One problem is that when CDPATH is set and cd is called with a relative path that is not . or .., then bash will output the absolute path of the new working directory. This leads to bugs in some bash scripts that try to get the parent directory of the script like this:

#!/bin/bash

SCRIPT_DIR=$(cd "$(dirname "$0")" && pwd)

This is intended to work like this: dirname "$0" prints the (relative) path of the directory containing the script ($0 contains the name of the script that is called); the relative path is passed to cd which changes the working directory of the subshell; then pwd outputs the absolute path of the current directory, which is captured in SCRIPT_DIR. This mostly works, unless the user has defined CDPATH and exported it. Then it becomes an environment variable for any child of the shell. In particular, it is visible to the bash process that executes this script, which means that cd "$(dirname $0")" might print the absolute path of the script. Since pwd also prints the absolute path, $SCRIPT_DIR now contains two lines, both containing the path, which will most likely lead to problems further down in the script.

Now this might be seen as a bug in the script which should guard against an exported CDPATH. In fact, this Stack Overflow answer gives a more robust snippet to compute the parent directory of a bash script that guards against an exported CDPATH and a range of other problems (although I think in a lot of cases it would be enough to get a relative path, so the snippet above could be replaced with SCRIPT_DIR=$(dirname "$0")). But the truth is that not all shell scripts are written in a robust way, which makes a CDPATH environment variable problematic.

Another problem comes with non-existing directories. Shellcheck warns against a line in a shell script that’s a single cd <somedir> and advises to change it to cd <somedir> || exit.

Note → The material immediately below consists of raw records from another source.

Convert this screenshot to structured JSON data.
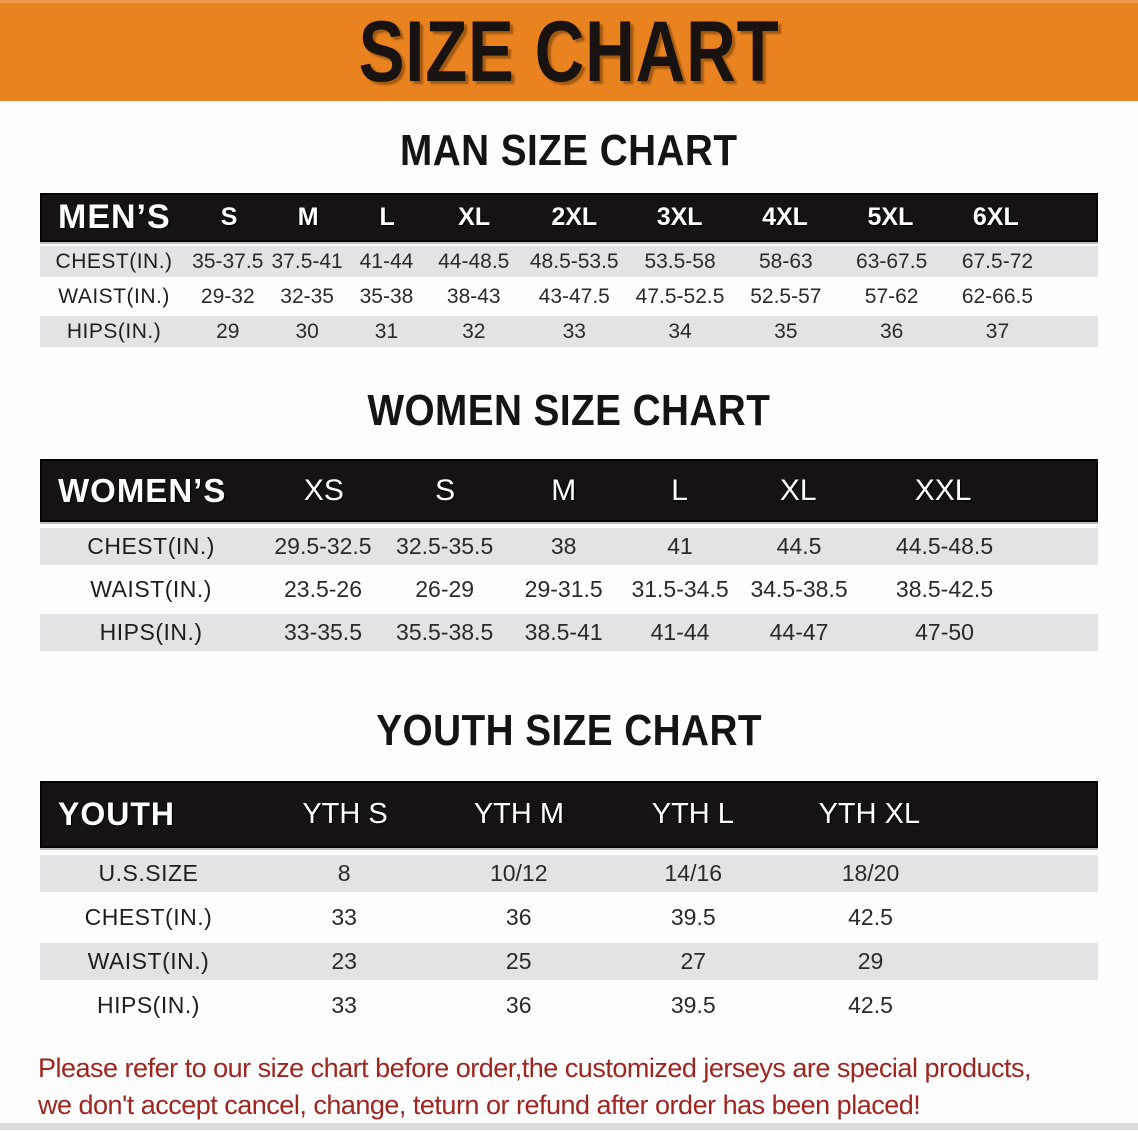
{
  "banner": {
    "title": "SIZE CHART"
  },
  "sections": [
    {
      "id": "men",
      "heading": "MAN SIZE CHART",
      "table": {
        "header_label": "MEN’S",
        "columns": [
          "S",
          "M",
          "L",
          "XL",
          "2XL",
          "3XL",
          "4XL",
          "5XL",
          "6XL"
        ],
        "rows": [
          {
            "label": "CHEST(IN.)",
            "values": [
              "35-37.5",
              "37.5-41",
              "41-44",
              "44-48.5",
              "48.5-53.5",
              "53.5-58",
              "58-63",
              "63-67.5",
              "67.5-72"
            ]
          },
          {
            "label": "WAIST(IN.)",
            "values": [
              "29-32",
              "32-35",
              "35-38",
              "38-43",
              "43-47.5",
              "47.5-52.5",
              "52.5-57",
              "57-62",
              "62-66.5"
            ]
          },
          {
            "label": "HIPS(IN.)",
            "values": [
              "29",
              "30",
              "31",
              "32",
              "33",
              "34",
              "35",
              "36",
              "37"
            ]
          }
        ]
      }
    },
    {
      "id": "women",
      "heading": "WOMEN SIZE CHART",
      "table": {
        "header_label": "WOMEN’S",
        "columns": [
          "XS",
          "S",
          "M",
          "L",
          "XL",
          "XXL"
        ],
        "rows": [
          {
            "label": "CHEST(IN.)",
            "values": [
              "29.5-32.5",
              "32.5-35.5",
              "38",
              "41",
              "44.5",
              "44.5-48.5"
            ]
          },
          {
            "label": "WAIST(IN.)",
            "values": [
              "23.5-26",
              "26-29",
              "29-31.5",
              "31.5-34.5",
              "34.5-38.5",
              "38.5-42.5"
            ]
          },
          {
            "label": "HIPS(IN.)",
            "values": [
              "33-35.5",
              "35.5-38.5",
              "38.5-41",
              "41-44",
              "44-47",
              "47-50"
            ]
          }
        ]
      }
    },
    {
      "id": "youth",
      "heading": "YOUTH SIZE CHART",
      "table": {
        "header_label": "YOUTH",
        "columns": [
          "YTH S",
          "YTH M",
          "YTH L",
          "YTH XL"
        ],
        "rows": [
          {
            "label": "U.S.SIZE",
            "values": [
              "8",
              "10/12",
              "14/16",
              "18/20"
            ]
          },
          {
            "label": "CHEST(IN.)",
            "values": [
              "33",
              "36",
              "39.5",
              "42.5"
            ]
          },
          {
            "label": "WAIST(IN.)",
            "values": [
              "23",
              "25",
              "27",
              "29"
            ]
          },
          {
            "label": "HIPS(IN.)",
            "values": [
              "33",
              "36",
              "39.5",
              "42.5"
            ]
          }
        ]
      }
    }
  ],
  "disclaimer": {
    "line1": "Please refer to our size chart before order,the customized jerseys are special products,",
    "line2": "we don't accept cancel, change, teturn or refund after order has been placed!"
  },
  "colors": {
    "banner_orange": "#E8831F",
    "table_header_black": "#171314",
    "row_stripe_gray": "#E3E3E5",
    "disclaimer_red": "#A0251E",
    "bottom_strip_gray": "#DCDCDE"
  }
}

Otherwise, there might be dangerous consequences if <somedir> does not exist; for example some later line might be something like rm *. The || exit ensures that the shell script does not continue if the directory does not exist. But a CDPATH environment variable can defeat the ||exit guard: if <somedir> does not exist in the working directory of the script but it does exist somewhere in the CDPATH, then the cd will still succeed and potentially remove files or do other destructive or at least unintended things.

So CDPATH should not be exported. It is enough to define it as a shell variable, and since cd is a shell builtin, it will be able to pick it up. Additionally, it should be prevented to be available to shell scripts. In bash, this can be accomplished by defining it in .bashrc which is only read by interactive shells. In fish, the config files are also read by fish scripts, so here it is necessary to guard the CDPATH definition as follows.

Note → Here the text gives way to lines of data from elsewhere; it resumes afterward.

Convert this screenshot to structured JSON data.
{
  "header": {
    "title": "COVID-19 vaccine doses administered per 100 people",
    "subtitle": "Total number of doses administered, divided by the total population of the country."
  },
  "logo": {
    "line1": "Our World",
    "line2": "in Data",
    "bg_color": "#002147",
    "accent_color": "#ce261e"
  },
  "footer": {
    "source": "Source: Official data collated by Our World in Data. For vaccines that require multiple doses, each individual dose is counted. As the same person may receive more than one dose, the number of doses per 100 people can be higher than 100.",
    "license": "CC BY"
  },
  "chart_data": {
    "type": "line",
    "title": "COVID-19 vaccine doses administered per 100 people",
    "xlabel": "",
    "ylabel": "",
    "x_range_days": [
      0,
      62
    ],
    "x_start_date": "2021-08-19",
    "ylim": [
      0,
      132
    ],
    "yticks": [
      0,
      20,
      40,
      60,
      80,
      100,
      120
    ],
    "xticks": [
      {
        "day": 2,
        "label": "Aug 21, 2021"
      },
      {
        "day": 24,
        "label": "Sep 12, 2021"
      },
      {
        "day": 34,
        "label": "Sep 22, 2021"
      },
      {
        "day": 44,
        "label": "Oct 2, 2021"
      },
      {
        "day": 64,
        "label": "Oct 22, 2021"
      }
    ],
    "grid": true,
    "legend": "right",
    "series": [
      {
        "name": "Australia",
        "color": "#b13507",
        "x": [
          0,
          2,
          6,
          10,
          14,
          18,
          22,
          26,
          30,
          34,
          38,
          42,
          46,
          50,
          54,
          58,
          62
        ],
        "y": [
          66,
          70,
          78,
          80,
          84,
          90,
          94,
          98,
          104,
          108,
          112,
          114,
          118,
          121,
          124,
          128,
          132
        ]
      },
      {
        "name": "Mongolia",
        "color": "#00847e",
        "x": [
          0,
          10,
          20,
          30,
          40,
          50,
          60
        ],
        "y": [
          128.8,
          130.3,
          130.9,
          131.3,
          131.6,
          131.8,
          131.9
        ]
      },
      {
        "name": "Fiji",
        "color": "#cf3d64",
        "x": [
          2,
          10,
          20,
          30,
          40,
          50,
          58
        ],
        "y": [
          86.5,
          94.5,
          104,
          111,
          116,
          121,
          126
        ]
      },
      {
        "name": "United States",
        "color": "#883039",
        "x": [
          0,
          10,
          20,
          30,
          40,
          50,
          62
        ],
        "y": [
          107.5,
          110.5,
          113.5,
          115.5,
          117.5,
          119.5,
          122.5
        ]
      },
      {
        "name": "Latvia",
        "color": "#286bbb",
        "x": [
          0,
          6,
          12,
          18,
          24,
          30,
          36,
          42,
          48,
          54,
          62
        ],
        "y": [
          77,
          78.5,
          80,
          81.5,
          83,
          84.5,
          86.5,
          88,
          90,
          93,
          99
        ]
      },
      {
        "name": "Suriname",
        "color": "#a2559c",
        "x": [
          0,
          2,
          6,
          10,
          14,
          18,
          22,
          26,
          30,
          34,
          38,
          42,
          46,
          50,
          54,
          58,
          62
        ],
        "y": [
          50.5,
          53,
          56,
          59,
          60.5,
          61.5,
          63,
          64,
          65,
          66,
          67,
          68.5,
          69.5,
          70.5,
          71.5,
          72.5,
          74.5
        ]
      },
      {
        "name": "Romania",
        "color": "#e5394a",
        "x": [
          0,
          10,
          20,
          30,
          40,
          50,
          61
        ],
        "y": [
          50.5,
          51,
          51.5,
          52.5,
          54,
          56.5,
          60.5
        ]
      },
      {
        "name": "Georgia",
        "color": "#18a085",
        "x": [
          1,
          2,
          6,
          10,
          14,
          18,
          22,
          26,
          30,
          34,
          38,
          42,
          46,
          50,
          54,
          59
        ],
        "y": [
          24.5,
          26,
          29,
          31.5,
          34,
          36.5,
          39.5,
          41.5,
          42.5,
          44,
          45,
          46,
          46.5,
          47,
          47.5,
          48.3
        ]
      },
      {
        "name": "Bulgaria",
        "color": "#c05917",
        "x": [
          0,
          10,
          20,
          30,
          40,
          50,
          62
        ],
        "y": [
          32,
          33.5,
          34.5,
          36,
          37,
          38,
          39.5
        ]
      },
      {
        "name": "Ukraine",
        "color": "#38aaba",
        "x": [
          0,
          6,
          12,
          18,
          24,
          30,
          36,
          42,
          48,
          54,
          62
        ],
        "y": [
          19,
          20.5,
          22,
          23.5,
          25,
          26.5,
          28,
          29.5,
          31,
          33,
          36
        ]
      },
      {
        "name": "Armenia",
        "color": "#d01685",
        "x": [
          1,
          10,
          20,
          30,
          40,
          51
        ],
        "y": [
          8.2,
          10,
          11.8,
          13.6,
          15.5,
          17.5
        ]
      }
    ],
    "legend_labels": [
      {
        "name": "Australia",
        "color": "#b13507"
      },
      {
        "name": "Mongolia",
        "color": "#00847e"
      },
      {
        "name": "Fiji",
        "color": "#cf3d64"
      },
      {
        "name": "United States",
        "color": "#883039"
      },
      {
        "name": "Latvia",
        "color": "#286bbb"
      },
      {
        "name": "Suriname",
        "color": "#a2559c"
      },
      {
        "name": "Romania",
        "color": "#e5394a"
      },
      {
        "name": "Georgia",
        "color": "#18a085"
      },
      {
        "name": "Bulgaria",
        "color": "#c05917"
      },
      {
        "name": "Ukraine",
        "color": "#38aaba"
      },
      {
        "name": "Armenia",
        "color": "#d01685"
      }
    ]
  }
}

if status --is-interactive
  set CDPATH <list of paths>
end

Other shell variables

CDPATH is an especially problematic instance of a shell variable that shouldn’t be an environment variable, but there are other ones as well. For example, bash uses PS1 to control the prompt. This variable only makes sense in interactive shells. In fact, a common test to check whether bash is run interactively is to check whether $PS1 is defined. So this variable should not be exported either; but a quick search on GitHub shows that it isn’t uncommon to be exported in bashrcs. Other variables like HISTSIZE are not actively harmful when they are exported, but they pollute the environment of child processes (this is more of an aesthetic issue, like the trailing cd in shell scripts).

So I think a good rule of thumb is to not export any variables, unless you are sure that they are used by another program or library.

Useful resources

I found it very helpful to look at the shell source code. The bash source code can be quite intimidating, the fish source code is much more accessible. But both of them were surprisingly easy to experiment with. For example, it took me about 10 minutes to hack in a new builtin to bash that prints out the contents of the environ variable. (I wanted to find out whether bash updates environ when an exported shell variable is changed; I couldn’t say for sure by just looking at the code. It turns out that bash updates environ, whereas fish does not.)

I also found this Stack Exchange answer very helpful to understand the different views of the kernel and the C standard library on the environment.